German and Finnish troops and a division of Spanish volunteers surrounded the city – then Leningrad, now St. Petersburg again – for 871 days. The siege lasted from September 8, 1941 to January 27, 1944. In Germany, the fighting for Leningrad is in the second line, perception is dominated by the Battle of Stalingrad. In Russia, these 871 days are much more present, because Leningrad represents the suffering of the people.
What makes this siege different from others? From the start, Hitler decided not to take the city, which probably would have been possible amid the collapse of the Soviet defenses in 1941. The German army should not be burdened with supplying the residents. In addition, Lenin’s city was considered a communist stronghold. The declared goal was to cut off the people of Leningrad from all supplies and let them starve. If civilians tried to surrender to the Germans, they should be sent back.
In Leningrad, a few months after the beginning of the attack on the Soviet Union, the deeply criminal character of the Nazi regime and the Wehrmacht’s willing assistance in these crimes became apparent. It also became clear that the German leadership’s extermination fantasies extended not only to the Jews, but also to Soviet people as such. The Axis forces never managed to completely encircle the city, but around 1.1 million people died, almost all of them starving. There are countless, shocking testimonies of the city’s death. The German government classifies the siege as a war crime, the Russian government now classifies it as a genocide.
This cannot be disputed in this matter. The image of the supposedly “clean” Wehrmacht has long been clouded over. The narrative of the 1960s that only the SS units were involved in the crimes and that the Wehrmacht officers either didn’t know about them or couldn’t do anything about it and were in no way involved has died out with the generation of perpetrators. The prevailing view among researchers was that the campaign in the East was aimed at enslaving and exterminating the local population in order to create living space for the Aryan Germans. From the beginning, the campaign in the East was conceived as an “ideological worldview and racial-biological war of extermination,” according to the website of the “German Historical Museum.”
This is exactly how international criminal law defines genocide. It is characterized by the intention to destroy, directly or indirectly, “a national, ethnic, racial or religious group as such, in whole or in part.” All of this applies to the war of annihilation in the East in general and the siege of Leningrad in particular.
The German governments deliberately avoided classifying the acts on the Eastern Front as genocide. Prominent events are likely to take place not only in Russia, but also in Belarus, Ukraine and Poland. For example, the suppression of the Warsaw Uprising.
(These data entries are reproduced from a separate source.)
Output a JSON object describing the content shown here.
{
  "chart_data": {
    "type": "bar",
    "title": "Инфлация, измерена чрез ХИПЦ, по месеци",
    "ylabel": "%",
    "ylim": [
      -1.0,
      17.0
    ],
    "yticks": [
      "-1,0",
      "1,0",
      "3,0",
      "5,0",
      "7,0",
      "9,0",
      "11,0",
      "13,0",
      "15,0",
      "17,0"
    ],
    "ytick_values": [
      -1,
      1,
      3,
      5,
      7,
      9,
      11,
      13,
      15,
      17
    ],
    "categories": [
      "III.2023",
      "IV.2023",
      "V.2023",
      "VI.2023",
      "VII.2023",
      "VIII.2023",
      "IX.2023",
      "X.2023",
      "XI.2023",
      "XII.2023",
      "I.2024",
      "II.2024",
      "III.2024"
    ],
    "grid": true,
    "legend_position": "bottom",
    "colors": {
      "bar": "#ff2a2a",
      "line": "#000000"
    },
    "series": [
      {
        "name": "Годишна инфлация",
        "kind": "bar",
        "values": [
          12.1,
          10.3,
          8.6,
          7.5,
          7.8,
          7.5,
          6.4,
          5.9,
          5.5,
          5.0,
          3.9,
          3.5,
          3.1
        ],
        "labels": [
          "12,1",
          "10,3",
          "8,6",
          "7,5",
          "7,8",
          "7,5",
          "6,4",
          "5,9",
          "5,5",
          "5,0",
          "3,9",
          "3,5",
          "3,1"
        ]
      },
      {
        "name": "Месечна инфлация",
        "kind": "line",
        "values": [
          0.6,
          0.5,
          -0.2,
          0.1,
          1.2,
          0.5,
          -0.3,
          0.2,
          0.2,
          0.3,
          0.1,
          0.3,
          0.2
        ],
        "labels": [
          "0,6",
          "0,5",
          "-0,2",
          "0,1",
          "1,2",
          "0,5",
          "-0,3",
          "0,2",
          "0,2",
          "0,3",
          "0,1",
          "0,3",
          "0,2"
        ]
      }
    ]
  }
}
German hesitation has little to do with the current political situation. It’s simply about money, Germany doesn’t want to have this debate for fear of being held financially liable for crimes from the Second World War. Poland alone is demanding 1,300 billion euros in compensation for war damage. The German government then always argued that reparations for the war had already been paid. But the term “genocide” is not covered by the post-war treaties. Simply put: genocide is not included in aggressive war. The argument for not wanting to pay then becomes even more difficult. In addition, the German government has officially recognized the genocide of the Herero and Nama people in the former German South West Africa as genocide and has paid compensation. The Russian move is aimed at this legal gap.
What does Putin want to achieve with this? The Kremlin knows that the German Chancellor will never go to St. Petersburg to kneel in the current situation. And also that it is very unlikely today and in the future that Berlin will pay any compensation for German crimes – if only because these payments far exceed Germany’s financial strength.
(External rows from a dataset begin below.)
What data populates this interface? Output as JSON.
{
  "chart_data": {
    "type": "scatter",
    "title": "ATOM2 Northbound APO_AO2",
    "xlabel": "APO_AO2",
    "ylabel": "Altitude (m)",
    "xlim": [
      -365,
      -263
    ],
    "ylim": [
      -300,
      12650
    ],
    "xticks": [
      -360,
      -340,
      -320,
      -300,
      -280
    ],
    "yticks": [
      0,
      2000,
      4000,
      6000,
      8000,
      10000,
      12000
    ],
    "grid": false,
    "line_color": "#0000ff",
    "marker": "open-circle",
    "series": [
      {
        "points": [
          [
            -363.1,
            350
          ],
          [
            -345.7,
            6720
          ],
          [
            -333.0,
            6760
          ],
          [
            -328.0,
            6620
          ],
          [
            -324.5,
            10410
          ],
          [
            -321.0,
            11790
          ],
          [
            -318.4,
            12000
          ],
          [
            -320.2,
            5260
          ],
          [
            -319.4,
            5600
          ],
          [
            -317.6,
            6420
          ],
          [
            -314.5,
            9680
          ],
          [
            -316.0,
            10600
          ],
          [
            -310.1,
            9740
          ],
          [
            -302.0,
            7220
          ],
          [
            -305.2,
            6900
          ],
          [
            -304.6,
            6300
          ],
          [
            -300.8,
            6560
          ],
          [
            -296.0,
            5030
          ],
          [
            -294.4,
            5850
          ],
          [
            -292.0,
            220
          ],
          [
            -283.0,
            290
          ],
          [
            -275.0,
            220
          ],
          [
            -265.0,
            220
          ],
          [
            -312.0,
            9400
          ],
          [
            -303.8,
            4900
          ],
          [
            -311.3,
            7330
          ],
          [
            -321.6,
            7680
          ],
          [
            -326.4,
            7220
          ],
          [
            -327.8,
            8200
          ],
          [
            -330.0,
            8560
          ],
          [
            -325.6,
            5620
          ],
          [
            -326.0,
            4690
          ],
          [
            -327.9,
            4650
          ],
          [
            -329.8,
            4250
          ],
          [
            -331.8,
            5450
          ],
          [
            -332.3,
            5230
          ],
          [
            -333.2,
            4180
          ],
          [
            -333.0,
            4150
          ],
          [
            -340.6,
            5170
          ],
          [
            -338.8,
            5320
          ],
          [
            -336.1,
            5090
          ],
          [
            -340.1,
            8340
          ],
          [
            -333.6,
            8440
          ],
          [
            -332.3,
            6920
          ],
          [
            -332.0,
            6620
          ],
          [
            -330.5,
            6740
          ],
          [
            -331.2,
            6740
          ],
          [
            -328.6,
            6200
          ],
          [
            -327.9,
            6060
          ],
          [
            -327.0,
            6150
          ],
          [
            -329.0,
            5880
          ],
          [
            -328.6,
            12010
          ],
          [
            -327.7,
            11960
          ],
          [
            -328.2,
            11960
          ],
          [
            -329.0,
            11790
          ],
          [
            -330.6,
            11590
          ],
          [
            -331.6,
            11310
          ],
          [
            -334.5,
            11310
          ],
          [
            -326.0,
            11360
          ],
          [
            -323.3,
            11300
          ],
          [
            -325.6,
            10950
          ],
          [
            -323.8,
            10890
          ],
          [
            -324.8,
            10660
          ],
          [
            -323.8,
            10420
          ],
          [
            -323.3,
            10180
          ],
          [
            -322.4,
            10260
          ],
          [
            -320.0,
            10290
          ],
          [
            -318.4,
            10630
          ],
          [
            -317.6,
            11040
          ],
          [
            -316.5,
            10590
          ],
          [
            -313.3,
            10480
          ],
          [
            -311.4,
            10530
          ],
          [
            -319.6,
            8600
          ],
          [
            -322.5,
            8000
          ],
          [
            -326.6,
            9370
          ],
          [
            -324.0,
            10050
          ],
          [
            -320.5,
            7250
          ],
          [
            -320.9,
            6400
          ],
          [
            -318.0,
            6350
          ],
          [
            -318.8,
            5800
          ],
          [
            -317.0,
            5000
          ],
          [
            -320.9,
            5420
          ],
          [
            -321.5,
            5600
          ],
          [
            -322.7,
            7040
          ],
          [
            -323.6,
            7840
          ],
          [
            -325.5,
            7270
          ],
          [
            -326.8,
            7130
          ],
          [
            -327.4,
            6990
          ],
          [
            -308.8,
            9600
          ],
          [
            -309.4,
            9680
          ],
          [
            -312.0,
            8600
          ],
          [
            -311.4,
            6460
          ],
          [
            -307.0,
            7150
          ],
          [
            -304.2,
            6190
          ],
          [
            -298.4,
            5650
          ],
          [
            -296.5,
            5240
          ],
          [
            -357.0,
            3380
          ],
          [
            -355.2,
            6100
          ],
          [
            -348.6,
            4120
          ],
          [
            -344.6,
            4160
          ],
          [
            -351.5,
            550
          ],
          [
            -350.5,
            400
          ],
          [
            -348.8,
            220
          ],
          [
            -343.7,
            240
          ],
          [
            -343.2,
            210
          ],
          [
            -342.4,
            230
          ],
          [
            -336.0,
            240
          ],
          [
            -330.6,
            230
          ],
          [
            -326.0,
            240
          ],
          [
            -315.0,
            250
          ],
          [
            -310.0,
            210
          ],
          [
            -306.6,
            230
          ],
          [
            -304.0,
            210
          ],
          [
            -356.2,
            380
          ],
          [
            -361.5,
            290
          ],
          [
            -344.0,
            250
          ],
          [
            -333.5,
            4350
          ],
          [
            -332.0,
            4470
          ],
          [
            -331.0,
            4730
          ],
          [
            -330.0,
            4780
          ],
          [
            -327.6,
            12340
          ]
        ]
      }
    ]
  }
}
The new battle for Leningrad is taking place in the information space. Here Putin can push Germany ahead of him. Berlin takes on a thankless role when an obvious crime cannot be named for tactical and financial reasons. On the other hand, it will be easy for Russia to obtain reports from international experts on the nature of the siege. The Kremlin PR will probably exploit the news of German crimes with all their terrible individual stories in the Global South. The obvious spin: “The Germans did the same thing with us in the East that the colonial powers did with you.”
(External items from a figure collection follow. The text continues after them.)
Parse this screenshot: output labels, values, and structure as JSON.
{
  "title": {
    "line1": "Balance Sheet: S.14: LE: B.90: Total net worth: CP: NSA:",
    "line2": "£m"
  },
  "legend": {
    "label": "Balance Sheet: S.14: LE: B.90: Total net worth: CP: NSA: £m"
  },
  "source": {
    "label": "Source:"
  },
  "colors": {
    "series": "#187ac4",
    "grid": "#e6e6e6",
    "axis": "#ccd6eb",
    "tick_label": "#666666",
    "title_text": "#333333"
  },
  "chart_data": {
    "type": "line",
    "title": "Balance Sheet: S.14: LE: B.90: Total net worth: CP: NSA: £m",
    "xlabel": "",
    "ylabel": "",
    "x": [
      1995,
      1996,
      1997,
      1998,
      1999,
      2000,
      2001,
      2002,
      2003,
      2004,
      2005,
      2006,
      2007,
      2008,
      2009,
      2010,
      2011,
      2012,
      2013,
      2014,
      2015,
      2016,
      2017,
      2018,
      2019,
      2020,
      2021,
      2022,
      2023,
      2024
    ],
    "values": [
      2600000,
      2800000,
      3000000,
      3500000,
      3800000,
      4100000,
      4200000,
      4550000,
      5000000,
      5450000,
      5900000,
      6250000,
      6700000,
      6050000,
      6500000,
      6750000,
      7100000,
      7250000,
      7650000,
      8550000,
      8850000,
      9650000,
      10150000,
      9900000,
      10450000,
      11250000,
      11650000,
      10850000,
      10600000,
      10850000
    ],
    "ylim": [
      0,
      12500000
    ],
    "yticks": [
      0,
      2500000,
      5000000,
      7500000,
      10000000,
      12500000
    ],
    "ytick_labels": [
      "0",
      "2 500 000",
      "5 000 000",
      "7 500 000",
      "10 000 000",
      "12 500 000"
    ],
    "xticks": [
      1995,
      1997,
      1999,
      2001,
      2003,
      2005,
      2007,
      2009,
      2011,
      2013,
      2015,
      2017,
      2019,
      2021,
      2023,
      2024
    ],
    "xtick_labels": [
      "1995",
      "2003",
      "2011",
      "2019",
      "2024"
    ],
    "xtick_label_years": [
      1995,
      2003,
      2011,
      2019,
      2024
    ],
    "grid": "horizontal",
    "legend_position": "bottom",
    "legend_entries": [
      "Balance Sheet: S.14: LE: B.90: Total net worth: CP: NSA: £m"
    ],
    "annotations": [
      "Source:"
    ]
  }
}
In Russia itself, the “Siege of Leningrad” reinforces the narrative of selling the war in Ukraine as “Great Patriotic War 2.0”. According to the Kremlin, Russia did not invade its neighboring country. No, intervention had to be done before Ukraine could become a staging area for Nazis and NATO. In Russia people believe in this narrative. On the anniversary of the end of the blockade, German journalists interviewed old women in St. Petersburg. They proudly said to the camera that as children they survived hunger and the German bombs and are now doing everything they can to ensure that the soldiers, the “boys”, in Ukraine are well looked after. There is also a very personal relationship with the Kremlin ruler.
On the 70th anniversary of the end of the war in 2015, Putin wrote the text: “Life is a simple and cruel thing.” And in it he summarizes his family’s memories; he himself was born in 1953, after the war. Putin’s father fought near Leningrad, in the infamous Nevsky bridgehead, and was seriously wounded. His older brother died of diphtheria as a child as a result of the city’s hunger. Putin’s mother was so emaciated that she was supposed to be transported away as a corpse, but she survived. And this story – Putin as part of the suffering Russian people – is present again through a debate about the siege of Leningrad.